The Man From Elysian Fields (10/10)

 Copyright © 2003 by Tony Medley

 

Take Sunset Boulevard, and its huge mansion with the omnipresent swimming pool, substitute Director George Hickenlooper for Billy Wilder, Andy Garcia for William Holden, James Coburn for Gloria Swanson, Olivia Williams for Erich von Stroheim, and, viola, you’ve got the basis for the story of The Man From Elysian Fields, with Mick Jagger thrown in for good measure. 

 Luther Fox (Jagger) runs an escort service called Elysian Fields. Byron Tiller (Garcia), a struggling writer of fiction, meets Fox after being rejected by both his publisher and his former employer, at a time when he’s destitute and depressed.  He’s not producing an income to care for his beautiful and loving wife, Dena (Julianna Margulies) and their son.  Despite her unquestioning support for his income-less efforts to get published, Tiller enters into what rapidly turns into a Faustian-type deal with Fox, who fixes him up with the gorgeous Andrea Alcott (Williams). Andrea is married to terminally ill-world famous author Tobias Alcott (Coburn) and the game is afoot.
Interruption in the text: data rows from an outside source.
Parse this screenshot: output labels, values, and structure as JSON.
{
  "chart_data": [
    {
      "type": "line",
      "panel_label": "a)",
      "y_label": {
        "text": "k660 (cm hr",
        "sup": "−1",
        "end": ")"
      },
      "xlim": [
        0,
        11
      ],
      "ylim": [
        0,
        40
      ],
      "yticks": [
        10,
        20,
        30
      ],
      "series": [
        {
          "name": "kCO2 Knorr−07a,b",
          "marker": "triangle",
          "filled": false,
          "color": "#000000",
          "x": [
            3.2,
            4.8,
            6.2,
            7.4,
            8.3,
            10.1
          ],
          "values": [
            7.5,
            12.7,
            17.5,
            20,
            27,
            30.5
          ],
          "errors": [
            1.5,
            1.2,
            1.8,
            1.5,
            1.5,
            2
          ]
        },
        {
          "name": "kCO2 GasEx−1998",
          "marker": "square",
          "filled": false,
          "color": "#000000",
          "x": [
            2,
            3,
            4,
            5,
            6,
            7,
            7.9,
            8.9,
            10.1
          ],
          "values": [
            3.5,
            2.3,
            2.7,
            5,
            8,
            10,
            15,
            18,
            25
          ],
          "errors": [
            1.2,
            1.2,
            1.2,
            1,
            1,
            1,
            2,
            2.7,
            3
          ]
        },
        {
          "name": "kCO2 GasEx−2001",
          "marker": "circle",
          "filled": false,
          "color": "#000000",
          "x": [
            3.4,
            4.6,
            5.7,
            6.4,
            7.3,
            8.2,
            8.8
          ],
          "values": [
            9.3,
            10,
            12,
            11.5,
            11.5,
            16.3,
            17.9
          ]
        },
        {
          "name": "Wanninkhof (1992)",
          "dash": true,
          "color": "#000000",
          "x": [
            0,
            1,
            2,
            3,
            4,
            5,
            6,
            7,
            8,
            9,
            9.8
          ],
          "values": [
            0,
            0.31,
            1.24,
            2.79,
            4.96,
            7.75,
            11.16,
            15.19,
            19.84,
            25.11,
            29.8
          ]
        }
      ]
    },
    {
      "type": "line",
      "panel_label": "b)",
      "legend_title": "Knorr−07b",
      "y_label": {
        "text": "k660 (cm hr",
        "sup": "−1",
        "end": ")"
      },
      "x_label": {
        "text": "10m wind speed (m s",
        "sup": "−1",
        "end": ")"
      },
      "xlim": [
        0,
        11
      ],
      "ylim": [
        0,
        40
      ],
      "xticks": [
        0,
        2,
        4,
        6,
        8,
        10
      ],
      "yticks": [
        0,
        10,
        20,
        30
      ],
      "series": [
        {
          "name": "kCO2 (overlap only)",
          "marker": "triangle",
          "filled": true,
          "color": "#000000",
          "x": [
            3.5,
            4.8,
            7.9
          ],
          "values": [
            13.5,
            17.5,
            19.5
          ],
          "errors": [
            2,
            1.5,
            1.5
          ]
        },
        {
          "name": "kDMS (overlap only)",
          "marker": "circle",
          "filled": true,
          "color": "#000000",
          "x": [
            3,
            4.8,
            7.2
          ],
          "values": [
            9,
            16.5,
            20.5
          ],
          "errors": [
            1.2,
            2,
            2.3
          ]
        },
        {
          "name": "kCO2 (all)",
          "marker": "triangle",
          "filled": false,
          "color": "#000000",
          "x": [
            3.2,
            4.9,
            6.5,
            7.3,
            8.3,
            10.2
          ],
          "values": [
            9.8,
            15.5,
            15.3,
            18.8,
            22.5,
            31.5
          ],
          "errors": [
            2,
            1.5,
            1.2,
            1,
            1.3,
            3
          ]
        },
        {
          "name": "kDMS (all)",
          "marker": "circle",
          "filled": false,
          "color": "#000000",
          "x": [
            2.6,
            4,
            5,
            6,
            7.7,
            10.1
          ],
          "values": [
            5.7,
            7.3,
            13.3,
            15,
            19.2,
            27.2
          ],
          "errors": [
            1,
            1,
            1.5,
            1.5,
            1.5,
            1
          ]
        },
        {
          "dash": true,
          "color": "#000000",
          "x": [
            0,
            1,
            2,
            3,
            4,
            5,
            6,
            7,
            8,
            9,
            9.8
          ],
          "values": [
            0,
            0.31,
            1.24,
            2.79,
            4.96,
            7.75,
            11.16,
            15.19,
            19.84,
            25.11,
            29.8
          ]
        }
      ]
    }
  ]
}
 Phillip Jayson Lasker’s script seamlessly shows how Tiller is slowly but easily lured into relationships with both the Alcotts, jeopardizing the love of his devoted and trusting wife.  Tiller proceeds despite his feelings of  guilt.  He thinks he’s got the world on a string, sublimating the personal and moral consequences of what he’s doing.  But, then, isn’t that how the devil wants his victims to think?
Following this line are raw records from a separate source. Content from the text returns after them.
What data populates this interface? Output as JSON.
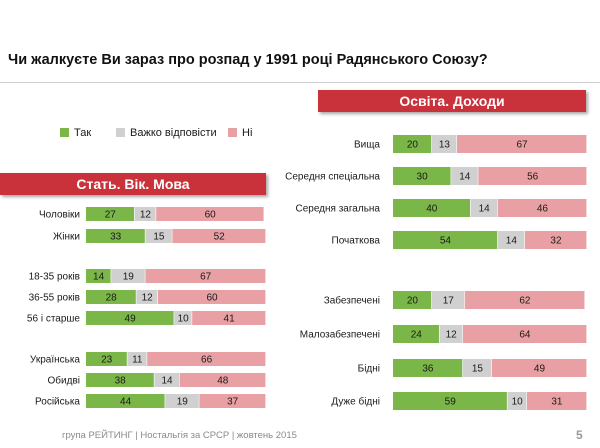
{
  "title": "Чи жалкуєте Ви зараз про розпад у 1991 році Радянського Союзу?",
  "banners": {
    "left": "Стать. Вік. Мова",
    "right": "Освіта. Доходи"
  },
  "legend": [
    {
      "label": "Так",
      "color": "#7ab648"
    },
    {
      "label": "Важко відповісти",
      "color": "#d0d0d0"
    },
    {
      "label": "Ні",
      "color": "#e8a0a4"
    }
  ],
  "footer": "група РЕЙТИНГ | Ностальгія за СРСР | жовтень 2015",
  "page_number": "5",
  "chart_data": [
    {
      "type": "bar",
      "stacked": true,
      "orientation": "horizontal",
      "title": "Стать. Вік. Мова",
      "categories": [
        "Чоловіки",
        "Жінки",
        "18-35 років",
        "36-55 років",
        "56 і старше",
        "Українська",
        "Обидві",
        "Російська"
      ],
      "series": [
        {
          "name": "Так",
          "values": [
            27,
            33,
            14,
            28,
            49,
            23,
            38,
            44
          ]
        },
        {
          "name": "Важко відповісти",
          "values": [
            12,
            15,
            19,
            12,
            10,
            11,
            14,
            19
          ]
        },
        {
          "name": "Ні",
          "values": [
            60,
            52,
            67,
            60,
            41,
            66,
            48,
            37
          ]
        }
      ]
    },
    {
      "type": "bar",
      "stacked": true,
      "orientation": "horizontal",
      "title": "Освіта. Доходи",
      "categories": [
        "Вища",
        "Середня спеціальна",
        "Середня загальна",
        "Початкова",
        "Забезпечені",
        "Малозабезпечені",
        "Бідні",
        "Дуже бідні"
      ],
      "series": [
        {
          "name": "Так",
          "values": [
            20,
            30,
            40,
            54,
            20,
            24,
            36,
            59
          ]
        },
        {
          "name": "Важко відповісти",
          "values": [
            13,
            14,
            14,
            14,
            17,
            12,
            15,
            10
          ]
        },
        {
          "name": "Ні",
          "values": [
            67,
            56,
            46,
            32,
            62,
            64,
            49,
            31
          ]
        }
      ]
    }
  ]
}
 Tiller stumbles his way deeper into a morass as the Alcotts lure him into what seems an irresistible venture. He never seems to ask the question, is this too good to be true?  Garcia captures the vulnerability and depression of a struggling writer perfectly.  All the actors are superb, but Jagger is brilliant. Luther Fox is a role against image (although Jagger started out as a middle class student at the London School of Economics, the world knows him as a wild, hard rocker).  Fox is a suave, debonair sophisticate apparently from the upper class, and apparently in control of everything. This impression crumbles as we learn about his relationship with Jennifer Adler (Angelica Huston), which isn’t what he assumes.

 Not as dark and gothic as Sunset Boulevard, and despite an ending that needed the touch of a Julius Epstein (Casablanca),  this is an enjoyable, stimulating movie by any measure.